Naga Panchami

Nāga Panchami is a Hindu festival organized in almost every part of India. According to the Hindu lunar calendar the festival is held on Panchami (the fifth day or "tithi" of the fortnight or "paksha") in Shravan (Shravanam) month. In the Gregorian calendar it is July and August. In 2014 the festival is held on the 1st of August.

During the festival people honour Nāga Devata (Cobras). Five nagas are worshipped - Ananta, Vāsuki, Taxak, Karkotaka and Pingala. There is a Puranic myth stating that Brahma’s son Kashyapa had four wives.

First one gave birth to Devas, second to Garudas, third to Nāgas and fourth to Daityas.
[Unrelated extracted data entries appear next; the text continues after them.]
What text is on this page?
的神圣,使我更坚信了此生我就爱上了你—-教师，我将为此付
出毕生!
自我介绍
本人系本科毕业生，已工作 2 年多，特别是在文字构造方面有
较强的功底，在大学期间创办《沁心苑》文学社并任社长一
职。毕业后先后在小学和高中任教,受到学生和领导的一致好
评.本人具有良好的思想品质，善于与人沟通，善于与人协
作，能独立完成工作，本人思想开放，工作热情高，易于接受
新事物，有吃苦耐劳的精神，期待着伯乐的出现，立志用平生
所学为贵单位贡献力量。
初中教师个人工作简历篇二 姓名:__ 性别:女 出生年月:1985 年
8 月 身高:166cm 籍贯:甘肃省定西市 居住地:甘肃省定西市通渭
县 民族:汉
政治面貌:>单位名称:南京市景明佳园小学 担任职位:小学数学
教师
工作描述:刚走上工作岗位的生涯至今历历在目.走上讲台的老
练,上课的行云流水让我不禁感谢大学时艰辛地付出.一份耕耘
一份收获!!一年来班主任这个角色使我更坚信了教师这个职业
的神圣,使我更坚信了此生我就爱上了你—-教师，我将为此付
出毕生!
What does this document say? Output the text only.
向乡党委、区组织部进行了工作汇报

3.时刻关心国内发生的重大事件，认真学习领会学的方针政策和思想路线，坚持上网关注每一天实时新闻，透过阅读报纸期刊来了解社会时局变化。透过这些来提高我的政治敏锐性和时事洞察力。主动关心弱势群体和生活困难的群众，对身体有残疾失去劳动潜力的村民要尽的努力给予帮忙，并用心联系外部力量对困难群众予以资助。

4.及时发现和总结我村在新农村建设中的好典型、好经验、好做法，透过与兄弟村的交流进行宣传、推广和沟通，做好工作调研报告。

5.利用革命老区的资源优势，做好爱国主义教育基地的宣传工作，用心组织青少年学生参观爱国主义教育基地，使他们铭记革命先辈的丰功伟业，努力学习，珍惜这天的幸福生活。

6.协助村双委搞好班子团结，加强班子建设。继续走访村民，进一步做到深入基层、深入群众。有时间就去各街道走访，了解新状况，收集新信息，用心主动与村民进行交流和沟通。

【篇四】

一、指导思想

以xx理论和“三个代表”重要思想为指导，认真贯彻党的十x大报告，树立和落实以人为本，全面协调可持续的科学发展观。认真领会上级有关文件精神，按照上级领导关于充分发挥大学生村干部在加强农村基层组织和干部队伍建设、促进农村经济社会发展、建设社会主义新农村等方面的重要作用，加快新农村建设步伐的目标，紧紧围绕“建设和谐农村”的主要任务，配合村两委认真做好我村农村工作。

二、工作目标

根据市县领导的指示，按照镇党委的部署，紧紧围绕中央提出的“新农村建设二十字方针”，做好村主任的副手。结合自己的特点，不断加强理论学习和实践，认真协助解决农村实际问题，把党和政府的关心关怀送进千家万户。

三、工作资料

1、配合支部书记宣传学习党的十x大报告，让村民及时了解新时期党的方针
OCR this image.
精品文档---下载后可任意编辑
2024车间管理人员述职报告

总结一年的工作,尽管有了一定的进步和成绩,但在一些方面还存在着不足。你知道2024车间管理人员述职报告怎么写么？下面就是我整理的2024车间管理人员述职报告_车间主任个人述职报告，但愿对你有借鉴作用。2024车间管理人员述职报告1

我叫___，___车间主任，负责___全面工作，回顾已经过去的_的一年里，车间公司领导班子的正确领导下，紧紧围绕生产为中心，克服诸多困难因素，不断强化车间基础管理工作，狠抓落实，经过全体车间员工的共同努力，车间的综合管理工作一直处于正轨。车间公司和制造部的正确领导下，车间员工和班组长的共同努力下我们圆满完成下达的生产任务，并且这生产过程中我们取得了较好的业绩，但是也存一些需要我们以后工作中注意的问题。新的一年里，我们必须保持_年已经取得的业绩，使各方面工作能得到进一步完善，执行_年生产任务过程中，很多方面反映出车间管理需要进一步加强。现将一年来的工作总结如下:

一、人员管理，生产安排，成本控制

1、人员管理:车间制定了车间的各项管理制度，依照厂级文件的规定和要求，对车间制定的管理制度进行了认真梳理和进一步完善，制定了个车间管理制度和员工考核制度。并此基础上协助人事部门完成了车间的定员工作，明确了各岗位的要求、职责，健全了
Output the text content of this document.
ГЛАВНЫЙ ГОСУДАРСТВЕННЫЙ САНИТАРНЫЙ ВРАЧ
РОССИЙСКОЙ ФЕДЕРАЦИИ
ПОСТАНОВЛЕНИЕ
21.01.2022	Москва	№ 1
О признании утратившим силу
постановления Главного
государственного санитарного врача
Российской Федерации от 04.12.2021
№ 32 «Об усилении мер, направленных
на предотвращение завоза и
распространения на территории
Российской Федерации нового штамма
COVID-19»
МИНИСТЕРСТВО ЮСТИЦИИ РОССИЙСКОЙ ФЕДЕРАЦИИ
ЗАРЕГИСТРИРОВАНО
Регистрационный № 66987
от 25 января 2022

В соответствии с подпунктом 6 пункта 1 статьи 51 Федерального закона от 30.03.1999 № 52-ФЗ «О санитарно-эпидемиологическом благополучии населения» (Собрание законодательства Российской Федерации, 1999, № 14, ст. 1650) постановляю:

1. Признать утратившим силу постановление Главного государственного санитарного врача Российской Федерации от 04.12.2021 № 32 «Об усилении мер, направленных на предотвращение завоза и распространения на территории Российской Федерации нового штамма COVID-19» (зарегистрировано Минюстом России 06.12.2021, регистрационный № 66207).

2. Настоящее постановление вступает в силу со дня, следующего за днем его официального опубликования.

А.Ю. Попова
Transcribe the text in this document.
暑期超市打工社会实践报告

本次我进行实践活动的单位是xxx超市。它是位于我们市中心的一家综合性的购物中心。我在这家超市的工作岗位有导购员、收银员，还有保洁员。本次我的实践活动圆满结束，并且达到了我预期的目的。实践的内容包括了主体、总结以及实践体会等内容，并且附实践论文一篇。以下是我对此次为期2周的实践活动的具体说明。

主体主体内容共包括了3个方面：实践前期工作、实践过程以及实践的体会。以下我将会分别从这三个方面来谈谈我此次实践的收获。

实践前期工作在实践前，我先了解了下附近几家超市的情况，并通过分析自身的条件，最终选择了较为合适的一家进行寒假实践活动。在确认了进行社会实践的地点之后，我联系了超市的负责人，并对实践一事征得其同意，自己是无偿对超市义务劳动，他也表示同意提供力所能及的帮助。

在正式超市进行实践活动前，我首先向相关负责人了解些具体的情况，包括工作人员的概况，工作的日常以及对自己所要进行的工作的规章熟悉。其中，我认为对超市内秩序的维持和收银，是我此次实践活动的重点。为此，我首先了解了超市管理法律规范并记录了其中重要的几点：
Kashyapa's third wife was Kadroo. That is why Nāgas are also called Kadroojā. They ruled in Pātāl-Loka ("Nether world").

The skin of a snake is covered with scales. Whole outer layer of skin is shed in one layer. This process is called ecdysis or in more common language moulting. Because of cyclical repeating of the process Hindu people believe that snakes are immortal.

The famous temple honouring snakes is in the city of Mysuru (Mysore) located in the state of Karnataka in the south of India. The temple is at the place called Subramania. Subramania is also the name of a giant snake that Lord Vishnu reclined when sleeping in the sea. This snake is mentioned in many Indian folk stories.

People go to temples and snake pits and they worship the snakes. People offer milk and silver jewelry to the Cobras. They believe that they keep them from evil. Sometimes people put little pot with milk and some flowers next to a hole where snakes live. On Naga Panchami people also fast.

Lord Krishna and Kalia
Lord Krishna fighting snake Kalia

Naga Panchami is the day when Lord Krishna beat the snake Kalia who fell from a tree into the river Yamuna. After the big fight Kalia asked for mercy. The Lord Krishna let the snake go but the snake had to promise not to bother people anymore. On the day of Naga Panchami Lord Krishna is known as "Kaliya Mardan".

On Naga Panchami married women visit their parents. Farmers never plough their fields during Naga Panchami. Why? There is a legend that one farmer while ploughing his field accidentally killed some young snakes.

To punish the farmer mother of those snakes killed him and his family. But she made one exception. One of farmer's daughters survived. She was praying to the Nāgas. Because of her devotion the rest of family was brought to life again.

On the day of festival special figures of snakes can be seen on walls of houses. Women made them by using a mixture of black powder, cow dung and milk. After that women make offerings of milk, ghee (clarified butter used in cooking), water and rice. It is believed that because of these acts people living in the house won't be bitten by snake.

Maharashtra is third largest state in India. It is located in the west of country. Local snake charmers go from house to house carrying tamed snakes. They get some offerings including clothes.

Kerala is a state located in the southwest of India. People there visit temples with metal icons of the cosmic snake called Ananta or Sesha. Many homes in Kerala have altars with a silver or copper cobra. Offerings of milk and sweets are put at the altar. People pray for the welfare of their children and prosperity in general.

Punjab is the state in the northwest of India. The state borders with the province on same name located in neighbouring Pakistan. People in Punjab honour snakes in the festival called Guga Naumi which is organized in September and October.

People make a snake of dough and put it in a basket. They carry the snake through the village. People in each house give some flour and butter as an offering. The dough snake is then buried.

Goddess Manasa
Goddess Manasa

People in West Bengal and parts of Assam and Orissa worship the goddess Manasa. She is the sister of Vasuki, king of Nāgas and wife of sage Jagatkāru (Jaratkāru). It is believed that she helps in case of snakebite and also in matters of fertility and prosperity.

In parts of southern India, people use red sandalwood paste to draw figures of snakes on wooden boards. Special clay sculptures of snakes, painted yellow or black, can be purchased. These sculptures are worshipped. Milk offerings are given.